Kostbare Inhalte einer (Gebrauchs-)Amphora konnten durch ein angehängtes Etikett, Aufmalung oder eine Einstempelung gekennzeichnet werden. Dann wurden Substanz, Herkunft, Jahrgang, Produzent und/oder Händler notiert. Amphoren, die mit einer solchen Kennzeichnung erhalten sind, dienen als eine wichtige Quelle der antiken Wirtschaftsgeschichte. Die Transportamphoren sind von der Frühzeit bis in die Spätantike nachweisbar. Sie hatten normalerweise einen spitz zulaufenden Fuß. Zum Transport wurden sie aneinander gelehnt, zur Lagerung häufig in den Boden gesteckt. Wie der enge Hals belegt, waren sie ausschließlich für flüssigen Inhalt bestimmt.
Bei der Form der bemalten Amphoren sind zwei Typen zu unterscheiden. Beide Typen wurden auf die gleiche Weise verwendet und dienten demselben Zweck. Der erste Typus ist die Halsamphora, welche sich durch einen vom Körper klar abgesetzten Hals von dem zweiten Typus, der Bauchamphora, unterscheidet. Die Bauchamphora hat einen gleitenden Übergang vom Bauch zum Hals. Beide Typen haben gemeinsam, dass sich die Henkel am Hals befinden. Eine Variante der Halsamphora ist die panathenäische Preisamphora (auch Amphora panathenäischer Form). Sie wurde den Siegern der Wettkämpfe mit Öl gefüllt überreicht und war mit einer Darstellung der jeweiligen Disziplin, in der der Sieger angetreten war, versehen. Spitzamphoren (mit abgesetztem Hals) treten nur sehr selten im Repertoire der Feinkeramik auf.

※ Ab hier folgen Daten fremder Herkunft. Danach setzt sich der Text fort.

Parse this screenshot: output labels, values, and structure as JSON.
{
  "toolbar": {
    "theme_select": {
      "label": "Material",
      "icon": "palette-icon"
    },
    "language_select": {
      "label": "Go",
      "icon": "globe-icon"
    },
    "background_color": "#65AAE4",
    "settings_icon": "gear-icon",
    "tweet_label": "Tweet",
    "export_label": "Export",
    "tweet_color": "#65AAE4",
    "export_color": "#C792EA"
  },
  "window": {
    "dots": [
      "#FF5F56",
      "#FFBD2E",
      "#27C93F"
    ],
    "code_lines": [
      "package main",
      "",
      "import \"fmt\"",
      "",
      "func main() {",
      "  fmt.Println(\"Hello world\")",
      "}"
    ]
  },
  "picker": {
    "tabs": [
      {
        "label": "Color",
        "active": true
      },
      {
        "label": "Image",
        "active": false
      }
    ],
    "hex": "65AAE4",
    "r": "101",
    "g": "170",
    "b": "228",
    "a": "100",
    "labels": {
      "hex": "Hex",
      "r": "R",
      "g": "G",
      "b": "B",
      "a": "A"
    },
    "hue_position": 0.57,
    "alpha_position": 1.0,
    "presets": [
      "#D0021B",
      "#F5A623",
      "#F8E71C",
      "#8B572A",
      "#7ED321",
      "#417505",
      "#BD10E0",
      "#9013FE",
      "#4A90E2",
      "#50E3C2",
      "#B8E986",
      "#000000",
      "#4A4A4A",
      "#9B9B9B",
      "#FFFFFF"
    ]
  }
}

Die Bauchamphora lässt sich wie die Halsamphora ihrer Form nach in mehrere Varianten untergliedern. Diese werden durch besondere Merkmale differenziert. Die erste Variante besitzt kantige Henkel sowie einen gestuften Fuß hat. Die zweite Variante hingegen zeichnet sich durch zylindrische Henkel und einen gleichmäßig gerundeten, echinusförmigen Fuß aus, und die dritte Variante kann man an einem eigenwilligen Körper- und Halsumriss erkennen. Im 6. und 5. Jahrhundert wurde die Amphora in attischen Töpfereien vorwiegend für den Export hergestellt. Den schwarzfigurigen Standardtypus der Halsamphora löste späte die rotfigurige „nolanische Amphora” (Abb. 4) als Exportgut ab.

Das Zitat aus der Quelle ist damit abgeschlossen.